It's already been a whole decade since the inception of what would soon become cpp-sort, and it had accumulated a number of deprecated components over the years; it was high time to blow all that dust off with a breaking change. It was also a good opportunity to start requiring C++17: it's indeed been a very long time since I last had my hands on a compiler that did not support most C++17 features (even in continuous integration, which made guaranteeing support for older compilers more difficult). That change allows to get rid of a lot of internal polyfills—naturally leading to reduced maintenance effort—, and to slightly improve user experience here and there.
This release also focuses on improving the ecosystem around measures of disorder: over the years, this project has become one of the first results when searching for "measures of presortedness", yet I was forced to admit that my own knowledge of the topic was extremely surface-level, and that the documentation was far from enough when not outright incorrect.
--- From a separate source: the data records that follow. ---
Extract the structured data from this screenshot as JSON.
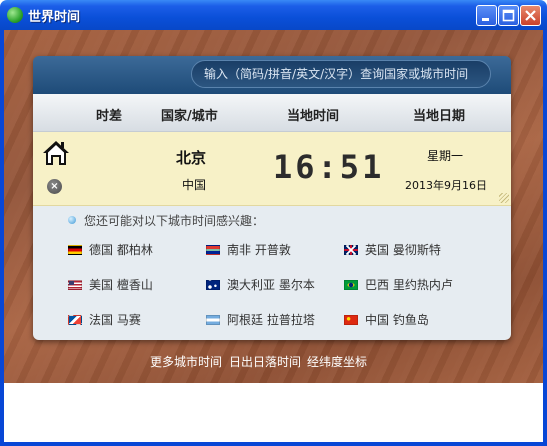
{
  "window": {
    "title": "世界时间"
  },
  "search": {
    "placeholder": "输入（简码/拼音/英文/汉字）查询国家或城市时间"
  },
  "columns": {
    "offset": "时差",
    "country_city": "国家/城市",
    "local_time": "当地时间",
    "local_date": "当地日期"
  },
  "home": {
    "city": "北京",
    "country": "中国",
    "time": "16:51",
    "weekday": "星期一",
    "date": "2013年9月16日"
  },
  "suggestions": {
    "hint": "您还可能对以下城市时间感兴趣：",
    "cities": [
      {
        "label": "德国 都柏林",
        "flag": "germany-flag-icon"
      },
      {
        "label": "南非 开普敦",
        "flag": "south-africa-flag-icon"
      },
      {
        "label": "英国 曼彻斯特",
        "flag": "uk-flag-icon"
      },
      {
        "label": "美国 檀香山",
        "flag": "usa-flag-icon"
      },
      {
        "label": "澳大利亚 墨尔本",
        "flag": "australia-flag-icon"
      },
      {
        "label": "巴西 里约热内卢",
        "flag": "brazil-flag-icon"
      },
      {
        "label": "法国 马赛",
        "flag": "france-flag-icon"
      },
      {
        "label": "阿根廷 拉普拉塔",
        "flag": "argentina-flag-icon"
      },
      {
        "label": "中国 钓鱼岛",
        "flag": "china-flag-icon"
      }
    ]
  },
  "footer": {
    "more_cities": "更多城市时间",
    "sunrise_sunset": "日出日落时间",
    "coordinates": "经纬度坐标"
  }
}
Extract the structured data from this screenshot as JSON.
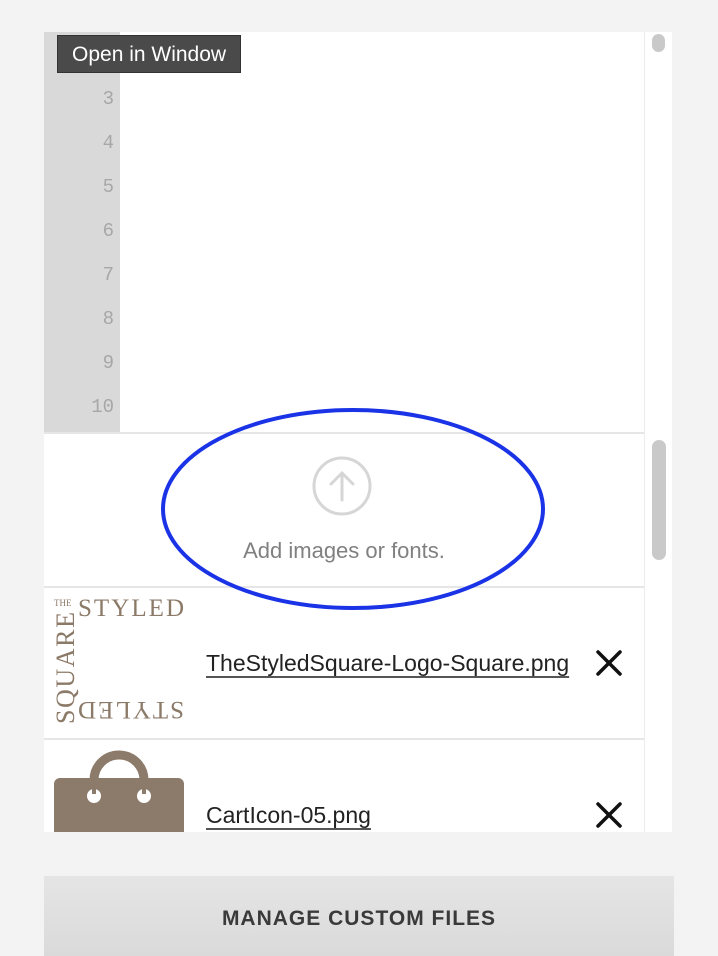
{
  "tooltip": {
    "text": "Open in Window"
  },
  "editor": {
    "line_numbers": [
      "3",
      "4",
      "5",
      "6",
      "7",
      "8",
      "9",
      "10"
    ]
  },
  "upload": {
    "label": "Add images or fonts."
  },
  "files": [
    {
      "name": "TheStyledSquare-Logo-Square.png",
      "thumbnail_text": [
        "THE",
        "STYLED",
        "SQUARE",
        "STYLED"
      ]
    },
    {
      "name": "CartIcon-05.png"
    }
  ],
  "footer": {
    "manage_label": "MANAGE CUSTOM FILES"
  },
  "colors": {
    "annotation_ellipse": "#1a33e6",
    "logo_brown": "#8c7a68",
    "cart_icon": "#8c7a6a"
  }
}
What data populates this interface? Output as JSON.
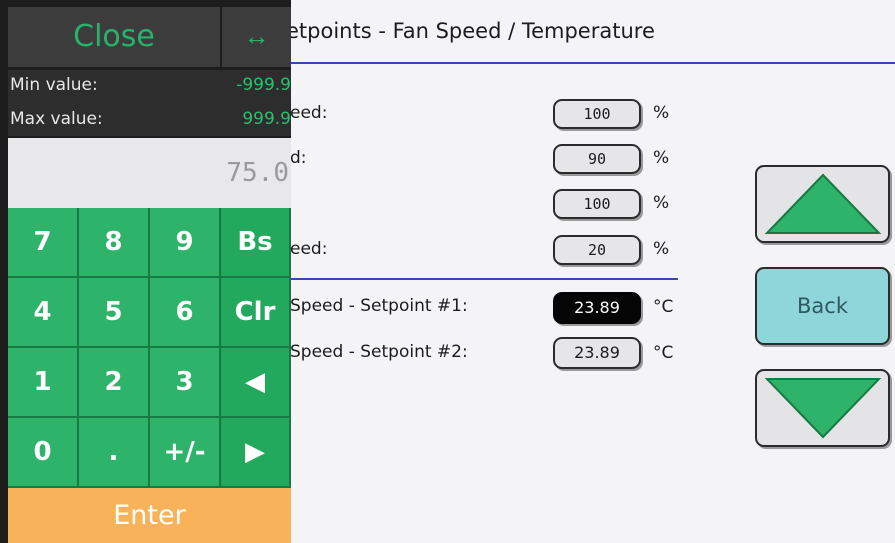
{
  "screen": {
    "title": "etpoints - Fan Speed / Temperature",
    "rows": [
      {
        "label": "eed:",
        "value": "100",
        "unit": "%"
      },
      {
        "label": "d:",
        "value": "90",
        "unit": "%"
      },
      {
        "label": "",
        "value": "100",
        "unit": "%"
      },
      {
        "label": "eed:",
        "value": "20",
        "unit": "%"
      }
    ],
    "temps": [
      {
        "label": "Speed - Setpoint #1:",
        "value": "23.89",
        "unit": "°C",
        "active": true
      },
      {
        "label": "Speed - Setpoint #2:",
        "value": "23.89",
        "unit": "°C",
        "active": false
      }
    ],
    "nav": {
      "back_label": "Back",
      "up_icon": "triangle-up-icon",
      "down_icon": "triangle-down-icon"
    }
  },
  "keypad": {
    "close_label": "Close",
    "move_icon": "↔",
    "min_label": "Min value:",
    "min_value": "-999.9",
    "max_label": "Max value:",
    "max_value": "999.9",
    "display": "75.0",
    "keys": [
      [
        "7",
        "8",
        "9",
        "Bs"
      ],
      [
        "4",
        "5",
        "6",
        "Clr"
      ],
      [
        "1",
        "2",
        "3",
        "◀"
      ],
      [
        "0",
        ".",
        "+/-",
        "▶"
      ]
    ],
    "enter_label": "Enter"
  },
  "colors": {
    "accent_green": "#2eb36a",
    "enter_orange": "#f7b25a",
    "rule_blue": "#3b47a8",
    "back_cyan": "#8fd6db"
  }
}
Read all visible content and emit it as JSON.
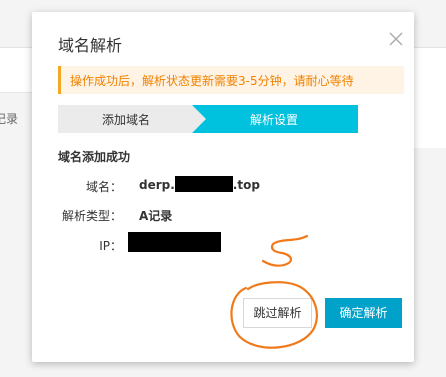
{
  "background": {
    "left_fragment": "记录"
  },
  "dialog": {
    "title": "域名解析",
    "close_icon": "close-icon",
    "notice": "操作成功后，解析状态更新需要3-5分钟，请耐心等待",
    "steps": [
      {
        "label": "添加域名",
        "active": false
      },
      {
        "label": "解析设置",
        "active": true
      }
    ],
    "section_title": "域名添加成功",
    "fields": {
      "domain_label": "域名：",
      "domain_prefix": "derp.",
      "domain_suffix": ".top",
      "type_label": "解析类型：",
      "type_value": "A记录",
      "ip_label": "IP："
    },
    "buttons": {
      "skip": "跳过解析",
      "confirm": "确定解析"
    }
  },
  "colors": {
    "accent": "#00a2ca",
    "notice_bg": "#fff3e5",
    "notice_text": "#f08200",
    "annotation": "#f07a1a"
  }
}
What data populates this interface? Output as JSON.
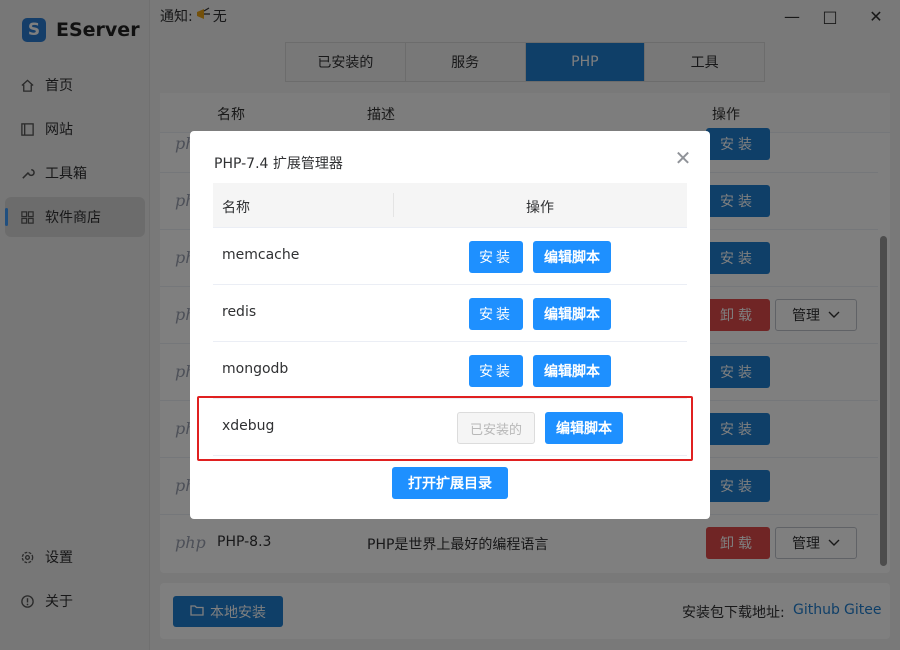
{
  "app": {
    "name": "EServer",
    "logo_letter": "S"
  },
  "notice": {
    "label": "通知:",
    "value": "无"
  },
  "window_controls": {
    "minimize": "—",
    "maximize": "□",
    "close": "✕"
  },
  "sidebar": {
    "items": [
      {
        "label": "首页",
        "icon": "home-icon"
      },
      {
        "label": "网站",
        "icon": "website-icon"
      },
      {
        "label": "工具箱",
        "icon": "wrench-icon"
      },
      {
        "label": "软件商店",
        "icon": "grid-icon",
        "active": true
      },
      {
        "label": "设置",
        "icon": "gear-icon"
      },
      {
        "label": "关于",
        "icon": "info-icon"
      }
    ]
  },
  "tabs": [
    {
      "label": "已安装的"
    },
    {
      "label": "服务"
    },
    {
      "label": "PHP",
      "active": true
    },
    {
      "label": "工具"
    }
  ],
  "main_table": {
    "columns": [
      "名称",
      "描述",
      "操作"
    ],
    "rows": [
      {
        "logo": "php",
        "action": "安装"
      },
      {
        "logo": "php",
        "action": "安装"
      },
      {
        "logo": "php",
        "action": "安装"
      },
      {
        "logo": "php",
        "action": "卸载",
        "manage": "管理"
      },
      {
        "logo": "php",
        "action": "安装"
      },
      {
        "logo": "php",
        "action": "安装"
      },
      {
        "logo": "php",
        "action": "安装"
      },
      {
        "logo": "php",
        "name": "PHP-8.3",
        "desc": "PHP是世界上最好的编程语言",
        "action": "卸载",
        "manage": "管理"
      }
    ]
  },
  "bottom": {
    "local_install": "本地安装",
    "download_label": "安装包下载地址:",
    "links": [
      "Github",
      "Gitee"
    ]
  },
  "dialog": {
    "title": "PHP-7.4 扩展管理器",
    "columns": {
      "name": "名称",
      "op": "操作"
    },
    "rows": [
      {
        "name": "memcache",
        "install": "安装",
        "edit": "编辑脚本"
      },
      {
        "name": "redis",
        "install": "安装",
        "edit": "编辑脚本"
      },
      {
        "name": "mongodb",
        "install": "安装",
        "edit": "编辑脚本"
      },
      {
        "name": "xdebug",
        "installed": "已安装的",
        "edit": "编辑脚本"
      }
    ],
    "open_dir": "打开扩展目录",
    "close": "✕"
  },
  "colors": {
    "accent": "#1f7ed0",
    "button_blue": "#1e90ff",
    "danger": "#e04a4a",
    "highlight": "#e02020"
  }
}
Beyond clarifying the difference between the terms "measure of disorder" and "measure of presortedness", the wiki now clearly documents some important axioms and properties, what measures of disorder satisfy them, and how they relate to adaptive sorting. The test suite was made more robust in this area, with RapidCheck being used to perform much more thorough tests of the different axioms, properties, lemmas and theorems from the literature. Special thanks to Slimane Benloucif for all the resources, enlightening conversations, and exchanges of points of views, without whom this release would have been much more tamer on this front.
Overall version 2.0.0 is almost solely focused on quality and making the project a better resource, without adding a single big new feature. Do not worry though, I do plan to bring back features to the table in the near future, with new sorters and measures of disorder on the way. Among my various goals, I would also like to add more safety-related features to the library, and to document some sorting-adjacent topics and implementation tricks from the library in a less rigid form on my blog. What I do manage to work on will obviously depend on my motivation, though I do hope that leaving C++14 behind will help me with that.
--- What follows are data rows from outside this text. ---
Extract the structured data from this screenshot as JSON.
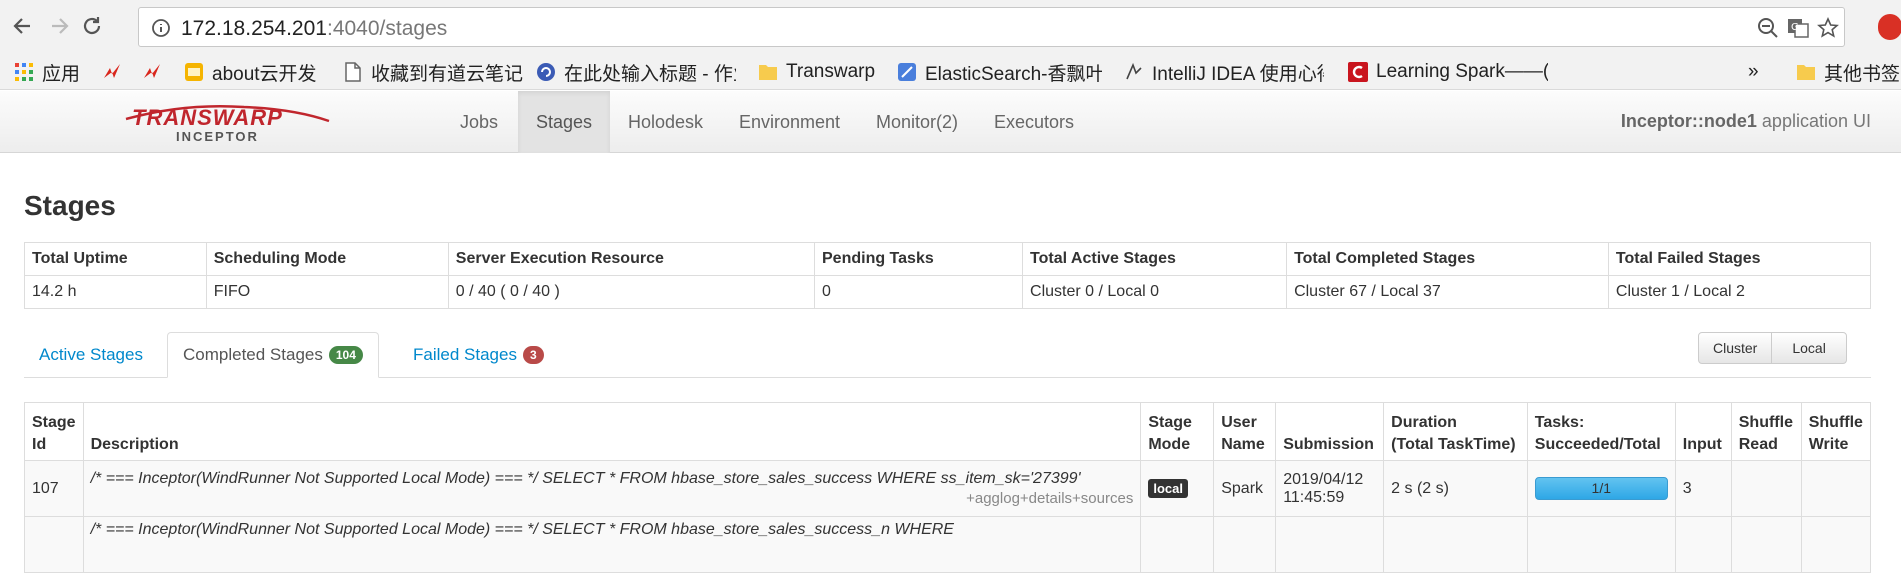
{
  "browser": {
    "url_host": "172.18.254.201",
    "url_port_path": ":4040/stages",
    "bookmarks": [
      {
        "label": "应用"
      },
      {
        "label": ""
      },
      {
        "label": ""
      },
      {
        "label": "about云开发"
      },
      {
        "label": "收藏到有道云笔记"
      },
      {
        "label": "在此处输入标题 - 作业"
      },
      {
        "label": "Transwarp"
      },
      {
        "label": "ElasticSearch-香飘叶"
      },
      {
        "label": "IntelliJ IDEA 使用心得"
      },
      {
        "label": "Learning Spark——("
      },
      {
        "label": "其他书签"
      }
    ],
    "overflow_label": "»"
  },
  "app": {
    "brand_top": "TRANSWARP",
    "brand_bottom": "INCEPTOR",
    "nav": [
      "Jobs",
      "Stages",
      "Holodesk",
      "Environment",
      "Monitor(2)",
      "Executors"
    ],
    "active_nav": "Stages",
    "title_bold": "Inceptor::node1",
    "title_rest": " application UI"
  },
  "page": {
    "heading": "Stages",
    "summary": {
      "headers": [
        "Total Uptime",
        "Scheduling Mode",
        "Server Execution Resource",
        "Pending Tasks",
        "Total Active Stages",
        "Total Completed Stages",
        "Total Failed Stages"
      ],
      "values": [
        "14.2 h",
        "FIFO",
        "0 / 40 ( 0 / 40 )",
        "0",
        "Cluster 0 / Local 0",
        "Cluster 67 / Local 37",
        "Cluster 1 / Local 2"
      ]
    },
    "tabs": {
      "active_label": "Active Stages",
      "completed_label": "Completed Stages",
      "completed_count": "104",
      "failed_label": "Failed Stages",
      "failed_count": "3"
    },
    "filter_buttons": [
      "Cluster",
      "Local"
    ],
    "table": {
      "headers": {
        "stage_id": [
          "Stage",
          "Id"
        ],
        "description": [
          "",
          "Description"
        ],
        "stage_mode": [
          "Stage",
          "Mode"
        ],
        "user_name": [
          "User",
          "Name"
        ],
        "submission": [
          "",
          "Submission"
        ],
        "duration": [
          "Duration",
          "(Total TaskTime)"
        ],
        "tasks": [
          "Tasks:",
          "Succeeded/Total"
        ],
        "input": [
          "",
          "Input"
        ],
        "shuffle_read": [
          "Shuffle",
          "Read"
        ],
        "shuffle_write": [
          "Shuffle",
          "Write"
        ]
      },
      "rows": [
        {
          "id": "107",
          "description": "/* === Inceptor(WindRunner Not Supported Local Mode) === */ SELECT * FROM hbase_store_sales_success WHERE ss_item_sk='27399'",
          "details": "+agglog+details+sources",
          "mode": "local",
          "user": "Spark",
          "submission_date": "2019/04/12",
          "submission_time": "11:45:59",
          "duration": "2 s (2 s)",
          "tasks": "1/1",
          "tasks_fraction": 1.0,
          "input": "3",
          "shuffle_read": "",
          "shuffle_write": ""
        },
        {
          "id": "",
          "description": "/* === Inceptor(WindRunner Not Supported Local Mode) === */ SELECT * FROM hbase_store_sales_success_n WHERE"
        }
      ]
    }
  }
}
Note: if you're an avid reading of the library's release notes, you might remember that I had been teasing a v2.0.0 breaking change for a long time, with ambitious changes. That effort is still undergoing, but does not correspond to the current version: I have hit a lot of road-blockers along the way, and progress has mostly stalled. I can't make any promise about a timeline, but as of today that future version targets C++23.
Removals
cppsort::sort
, cppsort::stable_sort
and default_sorter
(#168)
The very concept of cpp-sort is to put a handful of sorting-related algorithms and tools into the users' hands and to give them some amount of choice. Providing a default sorter kind of went against that, and the one I picked at the time was supposedly "best effort" but truly ad-hoc, likely not answering anybody's needs. Additionally it was a bloated mess, leading to measurable compilation slowdown and unreadable error messages.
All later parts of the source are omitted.